もう麦も食えなくなったビンボウ人(他作)

この句を読むと、ある程度年齢を重ねた方ならば『貧乏人は麦を喰え』という言葉を思い出す。
広島県が生んだ総理大臣池田勇人が、昭和27年の通産大臣当時『貧乏人は麦を喰え』と失言して辞職したことはあまりに有名である。
さて、我々の小学校のころは、クラスに数人、麦飯を弁当に持ってくる者がいた。
我が家は家では二分程度の麦飯を食べていた。
しかし、弁当だけは母親が子どもの見栄もあると思ったのか、白いご飯を詰めていた。
麦飯のことなど一切忘れていた昭和六十年、隠岐の島に転勤して、島内では一流のホテル『ニューカジタニ』に宿泊した時、数十年振りの『麦飯のおいしさ』に感動した。思えばそれから既に24〜25年経つが口にしていない。
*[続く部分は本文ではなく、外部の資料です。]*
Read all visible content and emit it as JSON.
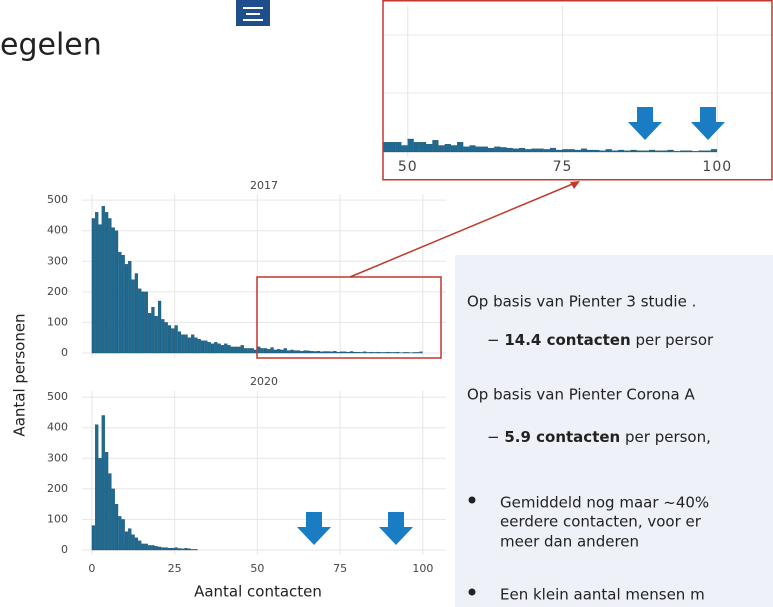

私は米や小麦を買わないので、小麦がどれほど高価か分らない。
最近の小麦の小売価格の急騰の原因は、小麦そのものが自給率の高い米と違って100%近く輸入に頼っていることにあるようだ。
直接的な理由はオーストラリアの干ばつとアメリカの小麦からトウモロコシへの作物転換と言われる。

『玄米も高くて食えぬビンボウ人』・・・我が家は玄米です。